To better manage seasonal and pandemic influenza infections, new drugs are needed with enhanced activity against amantadine- and rimantadine-resistant influenza A virus (IAV) strains containing the S31N variant of the viral M2 ion channel (M2^S31N). Here we tested 36 amantadine analogs against a panel of viruses containing either M2^S31N or the parental, M2 S31 wild-type variant (M2^WT). We found that several analogs, primarily those with sizeable lipophilic adducts, inhibited up to three M2^S31N-containing viruses with activities at least 5-fold lower than rimantadine, without inhibiting M2^S31N proton currents or modulating endosomal pH. While M2^WT viruses in passaging studies rapidly gained resistance to these analogs through the established M2 mutations V27A and/or A30T, resistance development was markedly slower for M2^S31N viruses and did not associate with additional M2 mutations. Instead, a subset of analogs, exemplified by 2-propyl-2-adamantanamine (38), but not 2-(1-adamantyl)piperidine (26), spiro[adamantane-2,2′-pyrrolidine] (49), or spiro[adamantane-2,2′-piperidine] (60), inhibited cellular entry of infectious IAV following pre-treatment and/or H1N1 pseudovirus entry.
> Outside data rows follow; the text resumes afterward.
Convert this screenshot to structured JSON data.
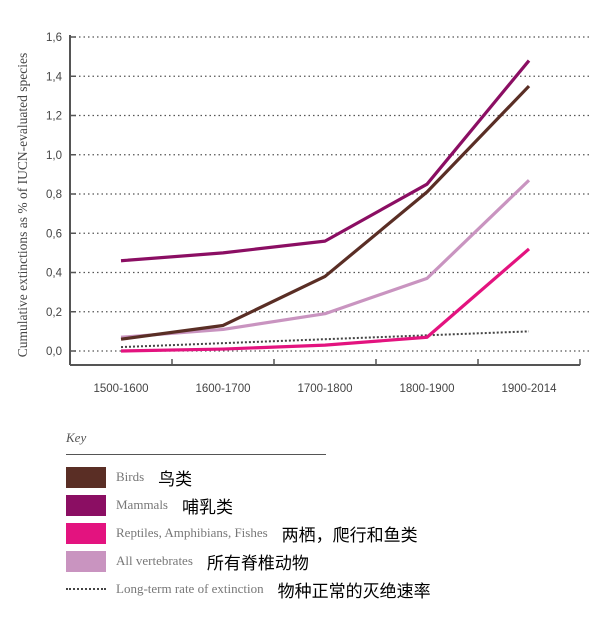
{
  "chart_data": {
    "type": "line",
    "title": "",
    "xlabel": "",
    "ylabel": "Cumulative extinctions as % of IUCN-evaluated species",
    "categories": [
      "1500-1600",
      "1600-1700",
      "1700-1800",
      "1800-1900",
      "1900-2014"
    ],
    "ylim": [
      0,
      1.6
    ],
    "yticks": [
      "0,0",
      "0,2",
      "0,4",
      "0,6",
      "0,8",
      "1,0",
      "1,2",
      "1,4",
      "1,6"
    ],
    "grid": true,
    "legend_position": "bottom",
    "series": [
      {
        "name": "Birds",
        "name_zh": "鸟类",
        "color": "#5a2e25",
        "style": "solid",
        "values": [
          0.06,
          0.13,
          0.38,
          0.81,
          1.35
        ]
      },
      {
        "name": "Mammals",
        "name_zh": "哺乳类",
        "color": "#8b0e63",
        "style": "solid",
        "values": [
          0.46,
          0.5,
          0.56,
          0.85,
          1.48
        ]
      },
      {
        "name": "Reptiles, Amphibians, Fishes",
        "name_zh": "两栖，爬行和鱼类",
        "color": "#e3137f",
        "style": "solid",
        "values": [
          0.0,
          0.01,
          0.03,
          0.07,
          0.52
        ]
      },
      {
        "name": "All vertebrates",
        "name_zh": "所有脊椎动物",
        "color": "#c994c0",
        "style": "solid",
        "values": [
          0.07,
          0.11,
          0.19,
          0.37,
          0.87
        ]
      },
      {
        "name": "Long-term rate of extinction",
        "name_zh": "物种正常的灭绝速率",
        "color": "#444444",
        "style": "dotted",
        "values": [
          0.02,
          0.04,
          0.06,
          0.08,
          0.1
        ]
      }
    ]
  },
  "legend": {
    "title": "Key",
    "items": [
      {
        "label": "Birds",
        "label_zh": "鸟类",
        "color": "#5a2e25",
        "type": "swatch"
      },
      {
        "label": "Mammals",
        "label_zh": "哺乳类",
        "color": "#8b0e63",
        "type": "swatch"
      },
      {
        "label": "Reptiles, Amphibians, Fishes",
        "label_zh": "两栖，爬行和鱼类",
        "color": "#e3137f",
        "type": "swatch"
      },
      {
        "label": "All vertebrates",
        "label_zh": "所有脊椎动物",
        "color": "#c994c0",
        "type": "swatch"
      },
      {
        "label": "Long-term rate of extinction",
        "label_zh": "物种正常的灭绝速率",
        "color": "#444444",
        "type": "dotted"
      }
    ]
  }
}
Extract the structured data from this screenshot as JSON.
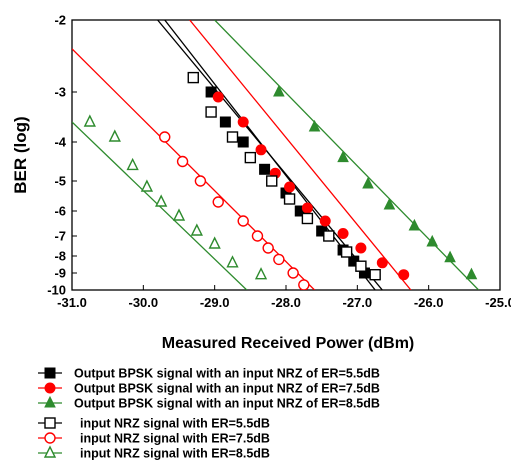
{
  "chart_data": {
    "type": "scatter",
    "title": "",
    "xlabel": "Measured Received Power (dBm)",
    "ylabel": "BER (log)",
    "xlim": [
      -31.0,
      -25.0
    ],
    "ylim": [
      -10,
      -2
    ],
    "x_ticks": [
      "-31.0",
      "-30.0",
      "-29.0",
      "-28.0",
      "-27.0",
      "-26.0",
      "-25.0"
    ],
    "y_ticks": [
      "-2",
      "-3",
      "-4",
      "-5",
      "-6",
      "-7",
      "-8",
      "-9",
      "-10"
    ],
    "y_scale": "log BER (-log(-log(BER)) style ticks)",
    "grid": false,
    "legend_position": "bottom",
    "series": [
      {
        "name": "Output BPSK signal with an input NRZ of ER=5.5dB",
        "color": "#000000",
        "marker": "filled-square",
        "points": [
          [
            -29.05,
            -3.0
          ],
          [
            -28.85,
            -3.6
          ],
          [
            -28.6,
            -4.0
          ],
          [
            -28.3,
            -4.7
          ],
          [
            -28.0,
            -5.4
          ],
          [
            -27.8,
            -6.0
          ],
          [
            -27.5,
            -6.8
          ],
          [
            -27.2,
            -7.7
          ],
          [
            -27.05,
            -8.3
          ],
          [
            -26.9,
            -9.0
          ]
        ],
        "fit_line": [
          [
            -29.7,
            -2.0
          ],
          [
            -26.75,
            -10.0
          ]
        ]
      },
      {
        "name": "Output BPSK signal with an input NRZ of ER=7.5dB",
        "color": "#ff0000",
        "marker": "filled-circle",
        "points": [
          [
            -28.95,
            -3.1
          ],
          [
            -28.6,
            -3.6
          ],
          [
            -28.35,
            -4.2
          ],
          [
            -28.15,
            -4.8
          ],
          [
            -27.95,
            -5.2
          ],
          [
            -27.7,
            -5.9
          ],
          [
            -27.45,
            -6.4
          ],
          [
            -27.2,
            -6.9
          ],
          [
            -26.95,
            -7.6
          ],
          [
            -26.65,
            -8.4
          ],
          [
            -26.35,
            -9.1
          ]
        ],
        "fit_line": [
          [
            -29.35,
            -2.0
          ],
          [
            -26.25,
            -10.0
          ]
        ]
      },
      {
        "name": "Output BPSK signal with an input NRZ of ER=8.5dB",
        "color": "#2e8b2e",
        "marker": "filled-triangle",
        "points": [
          [
            -28.1,
            -3.0
          ],
          [
            -27.6,
            -3.7
          ],
          [
            -27.2,
            -4.4
          ],
          [
            -26.85,
            -5.1
          ],
          [
            -26.55,
            -5.8
          ],
          [
            -26.2,
            -6.6
          ],
          [
            -25.95,
            -7.3
          ],
          [
            -25.7,
            -8.1
          ],
          [
            -25.4,
            -9.1
          ]
        ],
        "fit_line": [
          [
            -29.0,
            -2.0
          ],
          [
            -25.3,
            -10.0
          ]
        ]
      },
      {
        "name": "input NRZ signal with ER=5.5dB",
        "color": "#000000",
        "marker": "open-square",
        "points": [
          [
            -29.3,
            -2.8
          ],
          [
            -29.05,
            -3.4
          ],
          [
            -28.75,
            -3.9
          ],
          [
            -28.5,
            -4.4
          ],
          [
            -28.2,
            -5.0
          ],
          [
            -27.95,
            -5.6
          ],
          [
            -27.7,
            -6.3
          ],
          [
            -27.4,
            -7.0
          ],
          [
            -27.15,
            -7.8
          ],
          [
            -26.95,
            -8.6
          ],
          [
            -26.75,
            -9.1
          ]
        ],
        "fit_line": [
          [
            -29.8,
            -2.0
          ],
          [
            -26.65,
            -10.0
          ]
        ]
      },
      {
        "name": "input NRZ signal with ER=7.5dB",
        "color": "#ff0000",
        "marker": "open-circle",
        "points": [
          [
            -29.7,
            -3.9
          ],
          [
            -29.45,
            -4.5
          ],
          [
            -29.2,
            -5.0
          ],
          [
            -28.95,
            -5.7
          ],
          [
            -28.6,
            -6.4
          ],
          [
            -28.4,
            -7.0
          ],
          [
            -28.25,
            -7.6
          ],
          [
            -28.1,
            -8.2
          ],
          [
            -27.9,
            -9.0
          ],
          [
            -27.75,
            -9.7
          ]
        ],
        "fit_line": [
          [
            -31.0,
            -2.4
          ],
          [
            -27.6,
            -10.0
          ]
        ]
      },
      {
        "name": "input NRZ signal with ER=8.5dB",
        "color": "#2e8b2e",
        "marker": "open-triangle",
        "points": [
          [
            -30.75,
            -3.6
          ],
          [
            -30.4,
            -3.9
          ],
          [
            -30.15,
            -4.6
          ],
          [
            -29.95,
            -5.2
          ],
          [
            -29.75,
            -5.7
          ],
          [
            -29.5,
            -6.2
          ],
          [
            -29.25,
            -6.8
          ],
          [
            -29.0,
            -7.4
          ],
          [
            -28.75,
            -8.4
          ],
          [
            -28.35,
            -9.1
          ]
        ],
        "fit_line": [
          [
            -31.0,
            -3.6
          ],
          [
            -28.55,
            -10.0
          ]
        ]
      }
    ]
  }
}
Conversely, an overlapping subset of the most lipophilic analogs including compounds 26, 49, 60, and others, disrupted viral M2-M1 protein colocalization required for intracellular viral assembly and budding. Finally, a pilot toxicity study in mice demonstrated that 38 and 49 were tolerated at 30 mg/kg. Together, these results indicate that amantadine analogs act on multiple, complementary mechanisms to inhibit replication of M2^S31N viruses.